ABSTRACT

The interrelationship between sport and nation is currently so pervasive and widespread that most people do not question it. The modern Olympic Games only reinforce this supposedly ‘natural’ connection between national identity and sport. Indeed, it is widely seen as ‘common sense’ that each nation has a national sport, a game that embodies the qualities and characteristics of a group of people, not only in the specific game played but also in the style in which it is played. The most popular team sports in the world, association football, baseball, rugby union, cricket and basketball, reflect cultural histories as well as supposedly unique national characteristics. In football, the standard cliché about the Brazilian national team is that it plays with ‘flair’, an individual artistry that eschews teamwork. In contrast, the clichéd view of the Germans is that they are a ‘well-oiled machine’ in which the team often exceeds the sum of the individual skills of its members.
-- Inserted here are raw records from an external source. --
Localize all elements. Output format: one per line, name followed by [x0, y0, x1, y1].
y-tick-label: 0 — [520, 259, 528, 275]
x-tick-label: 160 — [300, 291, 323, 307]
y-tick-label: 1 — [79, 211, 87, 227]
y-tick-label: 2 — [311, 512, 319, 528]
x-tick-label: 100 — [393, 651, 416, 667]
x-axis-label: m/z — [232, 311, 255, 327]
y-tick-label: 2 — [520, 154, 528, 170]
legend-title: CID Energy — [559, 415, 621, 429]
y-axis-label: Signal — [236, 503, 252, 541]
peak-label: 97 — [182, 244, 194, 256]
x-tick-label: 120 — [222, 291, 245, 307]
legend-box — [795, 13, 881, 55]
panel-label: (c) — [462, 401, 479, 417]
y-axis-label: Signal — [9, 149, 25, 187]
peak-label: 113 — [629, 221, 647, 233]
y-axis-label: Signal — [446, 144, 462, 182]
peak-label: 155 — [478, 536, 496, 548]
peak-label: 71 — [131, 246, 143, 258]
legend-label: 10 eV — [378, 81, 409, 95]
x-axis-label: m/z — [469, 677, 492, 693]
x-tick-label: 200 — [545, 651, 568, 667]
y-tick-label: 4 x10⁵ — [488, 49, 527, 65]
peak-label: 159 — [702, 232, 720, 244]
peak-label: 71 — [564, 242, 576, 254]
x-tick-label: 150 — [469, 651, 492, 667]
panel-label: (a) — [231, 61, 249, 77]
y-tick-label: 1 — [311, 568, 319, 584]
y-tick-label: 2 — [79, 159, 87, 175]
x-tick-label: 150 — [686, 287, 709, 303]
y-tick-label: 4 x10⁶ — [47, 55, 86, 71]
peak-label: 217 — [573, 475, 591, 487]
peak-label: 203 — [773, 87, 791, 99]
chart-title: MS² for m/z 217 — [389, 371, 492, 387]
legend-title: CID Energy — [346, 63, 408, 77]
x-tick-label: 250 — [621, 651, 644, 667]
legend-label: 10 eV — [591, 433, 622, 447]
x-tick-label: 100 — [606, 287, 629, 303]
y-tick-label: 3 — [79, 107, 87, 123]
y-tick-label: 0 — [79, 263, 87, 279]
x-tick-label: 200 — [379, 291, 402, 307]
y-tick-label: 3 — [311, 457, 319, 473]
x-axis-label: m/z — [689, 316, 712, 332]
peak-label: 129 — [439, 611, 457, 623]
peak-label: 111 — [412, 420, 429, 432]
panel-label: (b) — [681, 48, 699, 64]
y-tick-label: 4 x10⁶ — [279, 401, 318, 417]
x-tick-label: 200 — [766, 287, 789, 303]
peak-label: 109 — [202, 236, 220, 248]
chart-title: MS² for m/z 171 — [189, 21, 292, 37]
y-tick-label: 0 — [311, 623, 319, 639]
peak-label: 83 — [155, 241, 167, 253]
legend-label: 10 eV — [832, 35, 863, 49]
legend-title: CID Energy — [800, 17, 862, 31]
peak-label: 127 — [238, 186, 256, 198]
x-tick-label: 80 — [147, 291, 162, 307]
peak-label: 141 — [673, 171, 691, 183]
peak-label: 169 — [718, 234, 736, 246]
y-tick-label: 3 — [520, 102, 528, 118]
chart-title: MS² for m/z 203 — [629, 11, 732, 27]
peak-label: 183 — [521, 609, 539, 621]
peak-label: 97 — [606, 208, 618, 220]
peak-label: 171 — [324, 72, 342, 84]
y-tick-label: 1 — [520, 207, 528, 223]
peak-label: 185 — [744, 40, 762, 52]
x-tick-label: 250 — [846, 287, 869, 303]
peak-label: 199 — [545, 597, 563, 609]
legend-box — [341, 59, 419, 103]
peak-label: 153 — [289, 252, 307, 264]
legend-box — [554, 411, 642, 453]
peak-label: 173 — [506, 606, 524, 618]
These qualities are remnants of colonial discourses that legitimated the domination of non-European peoples. However, while sporting practices served to legitimate colonial rule, they also provided an arena for colonized peoples to challenge colonial hierarchies. Many sports scholars equate the formation of national sports to these colonial struggles, demonstrating a convenient one-to-one correlation between the political colonial relationship and the emergence of national sports in formerly colonized lands. [1] While evident in several instances, such an argument effectively imposes a form of cultural determinism in which the only logical choice for colonized peoples is to adopt the sport of their dominators. This is a position that Latin American sports scholars roundly reject even as they acknowledge the historical connections. [2] The presumed supremacy of colonial influences on the social importance of any given sport can hardly be universal and indeed, in this piece I concur with those who argue that each nation’s sporting culture is determined by its own unique historical trajectory. Consequently, the ideological assumptions of inevitable modernization and the discounting of colonized peoples’ abilities to affect their own histories are rejected. To contravene such assumptions, I will demonstrate how the evolution of Cuban identity and the use Cubans made of baseball in the late nineteenth century merged to create what is now the Cuban national sport.